52.掴んだ
二月も終わりに近づくにつれ、稽古の密度が上がった。
レオニードは一段階、負荷を上げた。速度を増した雷の攻撃を複数方向から同時に展開し、その中でルベルドが防壁を張りながら攻撃に転じる練習だ。
「同時に動かす」課題の実戦化だった。
「防壁を張りながら攻撃する」というのは言葉にすると単純に聞こえる。しかし実際には、意識の分配が極めて難しい。防壁の維持に意識が傾けば攻撃が甘くなる。攻撃に集中すれば防壁が薄れる。
ルベルドは毎晩、それだけに取り組んだ。'
三月の初め、朝の稽古中に、それが起きた。
攻撃が四方から来た。防壁を張った瞬間、右前方から踏み込みが来る気配があった。ルベルドは防壁の密度を落とさないまま、左手で闇の球体を生成した。
二つが、同時に発生した。
(……!)
防壁が崩れなかった。球体の精度も落ちなかった。二つが、一瞬だけ完全に並立した。'
「止め」
レオニードが静かに言った。
演習棟に、沈黙があった。
その間、ルベルドは一瞬の感覚に静かに息をのんでいた。
「……できた」
先に喋ったのはルベルドだった。
自然と声を出していた。
「一瞬だった。でも、確かに両方が動いた。これが『同時』の感覚。ようやくできたね」
「……一瞬しか続かなかった」
「最初はそれでいい。感覚を掴んだ後は繰り返すだけだ。二週間、毎日やれば形になってくるよ」
ルベルドは無言で頷いた。
(……掴んだ)
感覚は確かにあった。二つが並立する瞬間の、奇妙な静けさ。意識が広がったような感触。それが何かは言葉にできないが、体は覚えていた。
「一つ、言っておくね」
「なんだ」
「今の状態で、来年の選抜試験は―――」
レオニードが少し間を置いた。
「今の君が今すぐ試験を受けたとして、正直に言う。おそらく通らない。まだ足りない」
「……そうか」
「でも、秋の試験までにやるべきことは全部見えている。同時展開を安定させる。判断速度をあと一段上げる。それができれば、見せられる強さの水準が変わる。通るかどうかは審査員次第だけどきっと本気の君なら大丈夫」
ルベルドは少し考えた。
「……来年、確実に受かるには今の3年を全員超えないければならない」
ルベルドの言う通り。近衛騎士の数は今だと4人だがコゴメ及び他の令嬢の数によって変動する。そして内2人が今年で卒業する。

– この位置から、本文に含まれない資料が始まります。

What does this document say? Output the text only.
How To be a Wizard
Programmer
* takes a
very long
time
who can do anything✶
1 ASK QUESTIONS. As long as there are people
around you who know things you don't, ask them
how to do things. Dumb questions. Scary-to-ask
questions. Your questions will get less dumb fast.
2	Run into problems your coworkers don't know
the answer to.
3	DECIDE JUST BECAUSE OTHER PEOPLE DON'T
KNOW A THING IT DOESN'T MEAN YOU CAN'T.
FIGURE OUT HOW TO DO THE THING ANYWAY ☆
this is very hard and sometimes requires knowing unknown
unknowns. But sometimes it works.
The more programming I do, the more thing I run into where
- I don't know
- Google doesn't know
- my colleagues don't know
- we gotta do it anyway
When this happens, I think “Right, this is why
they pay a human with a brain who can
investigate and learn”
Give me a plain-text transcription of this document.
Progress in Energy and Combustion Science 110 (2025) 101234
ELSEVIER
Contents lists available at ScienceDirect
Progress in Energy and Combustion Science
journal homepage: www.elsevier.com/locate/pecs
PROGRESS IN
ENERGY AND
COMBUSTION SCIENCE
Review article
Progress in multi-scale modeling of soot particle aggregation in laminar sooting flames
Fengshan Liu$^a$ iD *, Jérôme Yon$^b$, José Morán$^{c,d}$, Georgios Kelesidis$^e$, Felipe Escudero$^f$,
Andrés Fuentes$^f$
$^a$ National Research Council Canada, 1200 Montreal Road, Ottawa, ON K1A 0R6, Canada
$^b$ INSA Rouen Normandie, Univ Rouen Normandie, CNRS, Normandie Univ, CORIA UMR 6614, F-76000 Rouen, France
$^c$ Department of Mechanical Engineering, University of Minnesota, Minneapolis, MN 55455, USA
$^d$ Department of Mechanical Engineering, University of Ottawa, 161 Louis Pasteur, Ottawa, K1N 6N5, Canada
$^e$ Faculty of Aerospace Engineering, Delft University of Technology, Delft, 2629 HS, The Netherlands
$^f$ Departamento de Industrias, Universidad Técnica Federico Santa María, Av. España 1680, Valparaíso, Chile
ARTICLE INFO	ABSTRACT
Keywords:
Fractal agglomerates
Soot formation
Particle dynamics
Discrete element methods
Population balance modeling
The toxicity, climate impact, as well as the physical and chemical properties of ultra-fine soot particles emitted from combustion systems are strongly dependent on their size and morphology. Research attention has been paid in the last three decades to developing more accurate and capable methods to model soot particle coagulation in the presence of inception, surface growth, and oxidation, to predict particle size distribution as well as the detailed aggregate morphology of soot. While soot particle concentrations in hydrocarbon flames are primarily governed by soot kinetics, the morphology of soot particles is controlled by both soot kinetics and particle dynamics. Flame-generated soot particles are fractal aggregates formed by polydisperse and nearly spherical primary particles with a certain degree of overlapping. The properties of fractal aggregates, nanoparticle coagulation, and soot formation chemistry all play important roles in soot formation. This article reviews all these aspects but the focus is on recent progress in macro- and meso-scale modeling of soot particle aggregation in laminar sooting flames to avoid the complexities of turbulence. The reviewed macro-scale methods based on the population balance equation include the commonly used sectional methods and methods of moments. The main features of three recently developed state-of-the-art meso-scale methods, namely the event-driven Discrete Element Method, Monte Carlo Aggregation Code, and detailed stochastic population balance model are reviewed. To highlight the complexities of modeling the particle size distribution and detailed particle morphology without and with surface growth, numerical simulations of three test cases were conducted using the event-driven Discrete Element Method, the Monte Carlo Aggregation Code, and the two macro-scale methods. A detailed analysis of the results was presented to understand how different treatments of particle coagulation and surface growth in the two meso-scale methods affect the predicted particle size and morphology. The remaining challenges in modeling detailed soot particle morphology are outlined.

来年に新しく祝福を受けた令嬢が来る可能性もある次の選抜試験の時に近衛騎士になれるのは二人と考えるべきだった。
「越えられるかが不安?」
「それは無い」
「だろうね」
レオニードが笑った。
「今年の夏に神域に行く話、覚えている?」
「覚えている」
「連れていく人間の目星はついている?」
「ついている」
「なら、その人にはできるだけ早く話しておくといい。神域へ行く時期は夏の休暇中、遅くとも七月の末には動けるよう準備しておいて」
「分かった」
「今日はここまで。よくやった、ルベルド」
珍しい言葉だった。レオニードはあまり「よくやった」とは言わない。
ルベルドは短く頷いて、演習棟を出た。
外の空気は、まだ冷たかったが、以前より少し柔らかかった。既に季節は3月。春の手前にいた。